OPINION OF THE COURT
Per Curiam.Appeal from an order, dated October 10, 2013, deemed, pursuant to CPLR 5517 (b), to be taken from the subsequent order (same court and Judge), dated December 24, 2013, which, upon renewal, permanently stayed execution of the warrant, and so considered, order affirmed, with $10 costs.
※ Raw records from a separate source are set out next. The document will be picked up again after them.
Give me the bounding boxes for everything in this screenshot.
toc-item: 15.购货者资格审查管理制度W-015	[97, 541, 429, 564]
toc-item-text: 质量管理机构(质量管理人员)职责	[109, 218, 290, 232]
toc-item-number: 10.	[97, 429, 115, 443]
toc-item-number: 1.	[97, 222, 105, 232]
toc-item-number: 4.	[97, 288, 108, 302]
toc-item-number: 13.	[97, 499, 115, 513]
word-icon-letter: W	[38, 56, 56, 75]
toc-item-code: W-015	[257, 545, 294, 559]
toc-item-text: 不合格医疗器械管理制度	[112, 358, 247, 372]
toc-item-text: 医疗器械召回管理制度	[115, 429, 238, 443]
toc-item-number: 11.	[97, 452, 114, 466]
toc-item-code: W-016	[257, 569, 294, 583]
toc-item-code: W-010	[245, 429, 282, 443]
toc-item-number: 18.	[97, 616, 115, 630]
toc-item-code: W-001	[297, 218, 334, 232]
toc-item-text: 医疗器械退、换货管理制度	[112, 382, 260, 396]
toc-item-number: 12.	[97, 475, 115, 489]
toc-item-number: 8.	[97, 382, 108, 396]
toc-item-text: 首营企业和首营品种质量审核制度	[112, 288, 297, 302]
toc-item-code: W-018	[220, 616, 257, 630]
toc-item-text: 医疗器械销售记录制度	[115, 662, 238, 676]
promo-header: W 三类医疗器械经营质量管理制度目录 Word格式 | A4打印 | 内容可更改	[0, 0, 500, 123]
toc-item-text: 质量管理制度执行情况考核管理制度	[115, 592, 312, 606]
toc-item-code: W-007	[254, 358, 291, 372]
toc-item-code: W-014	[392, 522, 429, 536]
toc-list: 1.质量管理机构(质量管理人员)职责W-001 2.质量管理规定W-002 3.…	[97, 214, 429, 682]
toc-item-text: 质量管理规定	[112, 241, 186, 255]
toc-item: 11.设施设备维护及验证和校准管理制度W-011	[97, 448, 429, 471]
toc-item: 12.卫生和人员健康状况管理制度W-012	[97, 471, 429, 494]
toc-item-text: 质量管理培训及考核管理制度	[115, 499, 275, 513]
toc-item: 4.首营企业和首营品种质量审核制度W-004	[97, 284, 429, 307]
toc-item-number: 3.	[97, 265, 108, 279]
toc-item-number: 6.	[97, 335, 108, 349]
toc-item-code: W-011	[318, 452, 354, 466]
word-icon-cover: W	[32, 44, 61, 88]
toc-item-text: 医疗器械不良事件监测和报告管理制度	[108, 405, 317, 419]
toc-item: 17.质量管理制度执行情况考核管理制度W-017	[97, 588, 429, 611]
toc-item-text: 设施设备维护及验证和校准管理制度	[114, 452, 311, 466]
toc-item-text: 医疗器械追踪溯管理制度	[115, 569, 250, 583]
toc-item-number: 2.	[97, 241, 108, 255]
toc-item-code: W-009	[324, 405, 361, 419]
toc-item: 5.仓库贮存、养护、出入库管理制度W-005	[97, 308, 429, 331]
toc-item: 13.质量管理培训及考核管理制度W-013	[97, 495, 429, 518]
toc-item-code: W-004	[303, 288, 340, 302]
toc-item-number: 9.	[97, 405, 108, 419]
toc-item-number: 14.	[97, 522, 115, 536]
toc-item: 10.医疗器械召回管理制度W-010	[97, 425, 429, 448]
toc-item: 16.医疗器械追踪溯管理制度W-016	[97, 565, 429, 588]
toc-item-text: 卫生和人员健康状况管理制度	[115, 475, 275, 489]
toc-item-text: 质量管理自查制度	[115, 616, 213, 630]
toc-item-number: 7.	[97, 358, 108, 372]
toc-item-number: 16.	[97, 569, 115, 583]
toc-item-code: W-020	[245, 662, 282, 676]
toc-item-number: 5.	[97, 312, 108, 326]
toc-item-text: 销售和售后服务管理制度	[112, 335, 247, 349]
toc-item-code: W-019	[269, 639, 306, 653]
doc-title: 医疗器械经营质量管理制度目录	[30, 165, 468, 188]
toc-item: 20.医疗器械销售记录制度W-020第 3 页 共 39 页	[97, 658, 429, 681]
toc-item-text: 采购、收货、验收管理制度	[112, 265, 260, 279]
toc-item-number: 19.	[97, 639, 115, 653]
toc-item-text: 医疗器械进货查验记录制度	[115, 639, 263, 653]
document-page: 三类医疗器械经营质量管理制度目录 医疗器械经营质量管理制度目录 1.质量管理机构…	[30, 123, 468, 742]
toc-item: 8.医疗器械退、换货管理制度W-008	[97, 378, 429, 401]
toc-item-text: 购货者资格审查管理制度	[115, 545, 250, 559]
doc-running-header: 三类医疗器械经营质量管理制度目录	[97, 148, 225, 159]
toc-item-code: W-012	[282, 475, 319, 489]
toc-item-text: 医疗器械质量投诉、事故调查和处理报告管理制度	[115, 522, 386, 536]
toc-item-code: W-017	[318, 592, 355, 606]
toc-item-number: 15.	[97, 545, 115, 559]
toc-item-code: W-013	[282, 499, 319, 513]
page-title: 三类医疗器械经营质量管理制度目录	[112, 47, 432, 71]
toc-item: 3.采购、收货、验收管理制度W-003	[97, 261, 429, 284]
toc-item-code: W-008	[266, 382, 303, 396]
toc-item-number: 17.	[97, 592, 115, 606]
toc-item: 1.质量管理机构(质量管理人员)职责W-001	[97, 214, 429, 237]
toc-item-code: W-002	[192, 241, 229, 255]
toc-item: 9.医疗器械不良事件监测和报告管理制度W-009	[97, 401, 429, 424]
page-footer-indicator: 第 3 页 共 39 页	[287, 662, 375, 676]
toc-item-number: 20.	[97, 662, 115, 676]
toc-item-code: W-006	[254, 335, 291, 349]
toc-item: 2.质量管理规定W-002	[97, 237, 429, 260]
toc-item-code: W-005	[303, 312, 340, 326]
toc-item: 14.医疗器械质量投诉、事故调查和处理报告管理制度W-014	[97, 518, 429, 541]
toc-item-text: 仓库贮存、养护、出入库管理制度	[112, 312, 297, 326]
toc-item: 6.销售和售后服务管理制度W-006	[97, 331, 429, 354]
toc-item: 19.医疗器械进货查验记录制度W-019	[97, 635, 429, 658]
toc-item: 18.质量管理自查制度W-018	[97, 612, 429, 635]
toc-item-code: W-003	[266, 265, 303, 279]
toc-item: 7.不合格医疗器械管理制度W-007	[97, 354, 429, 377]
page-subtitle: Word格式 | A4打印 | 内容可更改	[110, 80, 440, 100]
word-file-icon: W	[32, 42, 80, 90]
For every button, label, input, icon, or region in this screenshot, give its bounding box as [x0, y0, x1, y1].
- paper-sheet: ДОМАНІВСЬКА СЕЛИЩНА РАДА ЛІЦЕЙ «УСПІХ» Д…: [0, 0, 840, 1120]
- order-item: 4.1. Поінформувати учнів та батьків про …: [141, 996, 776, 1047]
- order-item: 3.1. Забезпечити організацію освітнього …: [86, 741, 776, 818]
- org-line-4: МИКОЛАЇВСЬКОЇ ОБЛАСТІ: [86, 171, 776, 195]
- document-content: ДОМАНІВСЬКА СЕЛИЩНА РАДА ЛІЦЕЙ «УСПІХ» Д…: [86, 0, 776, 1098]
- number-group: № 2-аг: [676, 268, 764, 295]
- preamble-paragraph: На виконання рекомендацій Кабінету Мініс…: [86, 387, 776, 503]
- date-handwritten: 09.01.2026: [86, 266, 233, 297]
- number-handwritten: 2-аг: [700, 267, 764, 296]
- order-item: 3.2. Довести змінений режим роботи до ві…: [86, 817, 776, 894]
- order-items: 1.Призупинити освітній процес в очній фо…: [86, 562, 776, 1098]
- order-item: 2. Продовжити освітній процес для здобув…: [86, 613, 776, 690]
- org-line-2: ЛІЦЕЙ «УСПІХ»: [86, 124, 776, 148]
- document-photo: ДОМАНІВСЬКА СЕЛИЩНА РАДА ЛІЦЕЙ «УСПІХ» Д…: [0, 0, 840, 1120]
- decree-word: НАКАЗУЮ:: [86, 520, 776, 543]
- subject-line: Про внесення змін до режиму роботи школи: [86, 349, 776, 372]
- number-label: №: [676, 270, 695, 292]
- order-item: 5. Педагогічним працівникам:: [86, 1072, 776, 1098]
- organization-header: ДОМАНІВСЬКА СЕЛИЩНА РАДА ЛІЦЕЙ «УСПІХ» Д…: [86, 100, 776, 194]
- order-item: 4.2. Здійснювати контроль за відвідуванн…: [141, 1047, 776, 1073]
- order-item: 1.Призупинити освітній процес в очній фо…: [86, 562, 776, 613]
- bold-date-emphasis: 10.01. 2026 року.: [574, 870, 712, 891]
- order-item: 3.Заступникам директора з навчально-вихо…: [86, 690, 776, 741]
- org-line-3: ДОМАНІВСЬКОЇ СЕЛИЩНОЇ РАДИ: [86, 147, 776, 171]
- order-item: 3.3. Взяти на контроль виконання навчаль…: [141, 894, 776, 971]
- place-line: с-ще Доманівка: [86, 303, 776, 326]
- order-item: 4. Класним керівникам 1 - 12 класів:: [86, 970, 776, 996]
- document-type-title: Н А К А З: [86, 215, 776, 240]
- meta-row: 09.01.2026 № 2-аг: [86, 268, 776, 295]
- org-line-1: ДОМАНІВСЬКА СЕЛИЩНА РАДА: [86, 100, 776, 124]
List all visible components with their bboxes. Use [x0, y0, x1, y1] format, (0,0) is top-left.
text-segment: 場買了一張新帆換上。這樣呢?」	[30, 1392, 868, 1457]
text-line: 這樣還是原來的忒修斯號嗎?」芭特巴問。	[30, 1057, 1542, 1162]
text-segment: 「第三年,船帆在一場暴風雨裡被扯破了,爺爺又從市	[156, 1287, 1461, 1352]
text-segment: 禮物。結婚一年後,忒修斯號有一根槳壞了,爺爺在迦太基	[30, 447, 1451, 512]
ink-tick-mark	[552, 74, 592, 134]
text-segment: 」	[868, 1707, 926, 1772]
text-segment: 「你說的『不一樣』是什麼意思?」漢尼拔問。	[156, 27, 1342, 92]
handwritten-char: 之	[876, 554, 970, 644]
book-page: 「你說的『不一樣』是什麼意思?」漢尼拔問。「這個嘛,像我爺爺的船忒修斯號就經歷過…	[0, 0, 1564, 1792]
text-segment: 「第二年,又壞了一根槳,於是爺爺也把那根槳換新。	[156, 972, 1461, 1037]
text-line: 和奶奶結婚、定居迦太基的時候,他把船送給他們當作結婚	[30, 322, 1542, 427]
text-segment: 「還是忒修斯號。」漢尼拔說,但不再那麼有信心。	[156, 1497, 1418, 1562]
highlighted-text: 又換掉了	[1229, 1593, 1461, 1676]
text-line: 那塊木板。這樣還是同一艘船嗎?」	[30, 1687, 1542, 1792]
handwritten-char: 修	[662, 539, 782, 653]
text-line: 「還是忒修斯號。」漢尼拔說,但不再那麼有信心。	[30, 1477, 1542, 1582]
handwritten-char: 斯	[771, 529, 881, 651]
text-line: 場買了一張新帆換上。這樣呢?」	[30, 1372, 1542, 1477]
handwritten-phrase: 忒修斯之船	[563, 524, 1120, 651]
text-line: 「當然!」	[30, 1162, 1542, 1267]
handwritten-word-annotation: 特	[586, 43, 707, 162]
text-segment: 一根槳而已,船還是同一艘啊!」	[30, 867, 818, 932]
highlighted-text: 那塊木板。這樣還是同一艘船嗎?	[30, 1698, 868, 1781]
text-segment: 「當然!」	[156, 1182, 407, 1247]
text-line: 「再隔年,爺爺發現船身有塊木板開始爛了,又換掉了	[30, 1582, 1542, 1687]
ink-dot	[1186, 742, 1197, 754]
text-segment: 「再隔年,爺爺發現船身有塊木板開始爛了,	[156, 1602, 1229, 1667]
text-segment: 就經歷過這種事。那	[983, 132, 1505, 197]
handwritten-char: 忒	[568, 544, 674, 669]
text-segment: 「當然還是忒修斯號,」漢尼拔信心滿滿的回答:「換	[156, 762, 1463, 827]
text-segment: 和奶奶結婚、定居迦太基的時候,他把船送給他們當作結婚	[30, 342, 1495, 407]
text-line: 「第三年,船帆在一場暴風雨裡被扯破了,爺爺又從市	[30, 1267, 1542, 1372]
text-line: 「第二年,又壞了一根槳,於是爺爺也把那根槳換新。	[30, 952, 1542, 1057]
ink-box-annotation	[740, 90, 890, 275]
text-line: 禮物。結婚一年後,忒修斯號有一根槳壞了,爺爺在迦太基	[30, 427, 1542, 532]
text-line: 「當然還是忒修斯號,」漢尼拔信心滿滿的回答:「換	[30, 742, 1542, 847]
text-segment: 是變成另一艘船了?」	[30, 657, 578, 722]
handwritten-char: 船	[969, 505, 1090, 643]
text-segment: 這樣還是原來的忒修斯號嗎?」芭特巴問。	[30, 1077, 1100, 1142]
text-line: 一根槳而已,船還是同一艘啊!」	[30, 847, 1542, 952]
Under the particular facts and circumstances of record in this nonpayment summary proceeding, Civil Court providently exercised its discretion and for good cause permanently stayed execution of the warrant of eviction so as to preserve the long-term (25-year) stabilized tenancy (see Parkchester Apts. Co. v Scott, 271 AD2d 273 [2000]; 102-116 Eighth Ave. Assoc. v Oyola, 299 AD2d 296 [2002]). Granted, the tenant’s substantial delay in releasing the rent funds held in escrow by her (now former) attorney constituted a material breach of the parties’ so-ordered settlement stipulation. However, the evidence presented by tenant on renewal unassailably established that the defaults in this regard resulted from prior counsel’s documented mental illness that “adversely affected his ability to function” (Weitzenberg v Nassau County Dept. of Recreation & Parks, 29 AD3d 683, 684-685 [2006]; see Avery v Caldwell, 55 AD3d 473 [2008]), and despite tenant’s repeated inquiries of counsel regarding the status of the case. In this posture, and considering that tenant timely deposited the rent funds into the escrow account and that her present counsel offered on renewal to make landlord whole by reimbursing it for the costs and reasonable legal fees incurred as a result of prior counsel’s derelictions, we find no cause to *76disturb the court’s discretionary determination to permanently stay execution of the warrant.
Shulman, J.E, Hunter, Jr., and Ling-Cohan, JJ., concur.